'Safe' party drug sending many to the ER



NEW YORK — After a long and raucous dinner party on a recent weeknight, guests decamped to a loft in Manhattan's TriBeCa neighborhood, perhaps the most desirable chunk of real estate in the city that never sleeps.


There was no music or dancing at this after-party, though. Instead, a host distributed clear capsules of tiny white crystals that guests proceeded to swallow — an illicit dessert known as Molly, a synthetic stimulant that has suddenly become as much a part of the 24-hour-a-day New York lifestyle as cocaine was to another generation.

Fans dance at a rave at the Los Angeles Memorial Coliseum in 2010, where a 15-year-old girl died of a drug overdose. Two suspected drug overdoses at a rave in New York this weekend forced the event's early cancellation. Courtesy NY Times



In this case, two financiers at the party had just completed a multimillion-dollar pact, a cause not only for celebration but for bonding of the kind that only can occur in the netherworld after 3 a.m. Later that morning, everyone drifted out to go to work.

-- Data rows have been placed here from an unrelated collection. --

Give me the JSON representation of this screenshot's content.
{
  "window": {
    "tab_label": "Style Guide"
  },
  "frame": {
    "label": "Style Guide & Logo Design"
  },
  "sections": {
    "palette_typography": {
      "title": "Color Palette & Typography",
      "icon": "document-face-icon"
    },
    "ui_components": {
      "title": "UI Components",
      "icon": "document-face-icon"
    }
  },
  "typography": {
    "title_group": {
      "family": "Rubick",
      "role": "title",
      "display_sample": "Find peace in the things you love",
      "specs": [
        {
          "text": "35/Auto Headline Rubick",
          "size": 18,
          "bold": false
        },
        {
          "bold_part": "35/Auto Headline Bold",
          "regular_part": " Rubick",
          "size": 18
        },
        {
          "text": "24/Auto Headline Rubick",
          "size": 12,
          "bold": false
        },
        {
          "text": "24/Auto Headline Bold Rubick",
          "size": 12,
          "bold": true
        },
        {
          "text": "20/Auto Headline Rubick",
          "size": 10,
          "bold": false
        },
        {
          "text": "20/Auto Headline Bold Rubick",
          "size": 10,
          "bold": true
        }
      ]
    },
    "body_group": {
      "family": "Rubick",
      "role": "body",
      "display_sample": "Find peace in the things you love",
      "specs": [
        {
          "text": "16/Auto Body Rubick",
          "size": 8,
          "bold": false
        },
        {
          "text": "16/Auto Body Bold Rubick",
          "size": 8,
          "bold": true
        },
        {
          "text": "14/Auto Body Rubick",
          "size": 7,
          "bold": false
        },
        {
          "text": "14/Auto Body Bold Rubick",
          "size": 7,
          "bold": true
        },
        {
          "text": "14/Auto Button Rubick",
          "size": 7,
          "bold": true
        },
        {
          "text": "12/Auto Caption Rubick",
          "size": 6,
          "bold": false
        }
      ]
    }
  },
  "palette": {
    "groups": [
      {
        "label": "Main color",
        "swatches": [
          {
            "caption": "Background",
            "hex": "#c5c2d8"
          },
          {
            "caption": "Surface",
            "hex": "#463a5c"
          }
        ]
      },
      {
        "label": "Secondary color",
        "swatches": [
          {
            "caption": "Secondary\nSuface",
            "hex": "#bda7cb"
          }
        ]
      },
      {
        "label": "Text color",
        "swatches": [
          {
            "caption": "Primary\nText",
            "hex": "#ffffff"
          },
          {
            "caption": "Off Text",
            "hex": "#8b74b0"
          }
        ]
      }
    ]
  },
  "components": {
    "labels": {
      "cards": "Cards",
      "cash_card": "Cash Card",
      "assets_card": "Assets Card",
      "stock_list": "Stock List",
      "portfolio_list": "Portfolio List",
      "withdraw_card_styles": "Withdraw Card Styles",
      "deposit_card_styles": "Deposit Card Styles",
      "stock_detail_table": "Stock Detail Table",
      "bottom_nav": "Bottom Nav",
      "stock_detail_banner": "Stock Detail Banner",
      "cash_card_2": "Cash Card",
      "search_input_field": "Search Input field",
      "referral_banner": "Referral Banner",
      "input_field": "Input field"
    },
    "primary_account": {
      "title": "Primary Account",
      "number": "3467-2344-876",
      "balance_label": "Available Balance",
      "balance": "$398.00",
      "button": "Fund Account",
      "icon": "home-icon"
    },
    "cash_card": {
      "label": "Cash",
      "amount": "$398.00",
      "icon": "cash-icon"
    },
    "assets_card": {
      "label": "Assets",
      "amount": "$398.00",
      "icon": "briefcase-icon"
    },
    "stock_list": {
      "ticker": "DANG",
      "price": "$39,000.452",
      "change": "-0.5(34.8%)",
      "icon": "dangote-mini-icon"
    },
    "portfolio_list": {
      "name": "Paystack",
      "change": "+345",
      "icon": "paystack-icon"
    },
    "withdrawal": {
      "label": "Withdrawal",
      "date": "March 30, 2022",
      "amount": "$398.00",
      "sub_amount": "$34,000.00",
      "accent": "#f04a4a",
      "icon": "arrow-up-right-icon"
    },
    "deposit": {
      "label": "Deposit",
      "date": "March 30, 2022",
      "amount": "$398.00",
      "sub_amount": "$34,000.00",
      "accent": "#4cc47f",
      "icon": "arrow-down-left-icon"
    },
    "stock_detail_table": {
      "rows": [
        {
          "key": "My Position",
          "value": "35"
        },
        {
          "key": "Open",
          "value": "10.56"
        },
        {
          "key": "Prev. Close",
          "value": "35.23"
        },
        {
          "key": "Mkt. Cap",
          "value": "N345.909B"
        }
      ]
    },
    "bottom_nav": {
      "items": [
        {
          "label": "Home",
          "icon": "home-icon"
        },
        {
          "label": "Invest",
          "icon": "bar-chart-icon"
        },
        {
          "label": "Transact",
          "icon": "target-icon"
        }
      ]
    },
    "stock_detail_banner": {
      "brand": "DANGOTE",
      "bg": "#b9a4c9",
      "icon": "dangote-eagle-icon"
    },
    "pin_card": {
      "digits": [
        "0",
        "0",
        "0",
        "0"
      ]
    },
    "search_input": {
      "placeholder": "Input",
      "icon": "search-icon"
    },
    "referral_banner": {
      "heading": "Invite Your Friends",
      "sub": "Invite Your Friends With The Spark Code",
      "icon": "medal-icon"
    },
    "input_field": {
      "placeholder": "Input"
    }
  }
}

"In today's era, everyone is popping pills," said a fashion company owner who was one of the guests but who feared using her name could put her job at risk. "Everyone wants to come to New York and succeed, but there's so much pressure, so much competition. ... With Molly, you're happy, you're free, there's no worries, no negative talk."

Molly is marketed as a pure form of MDMA, the main ingredient in the street drug Ecstasy. Often associated with electronic dance festivals and shilled as a "safe" high, it is gaining fans across the country. But the national Drug Abuse Warning Network noted a 120% increase in the number of emergency room visits involving MDMA from 2004 to 2011.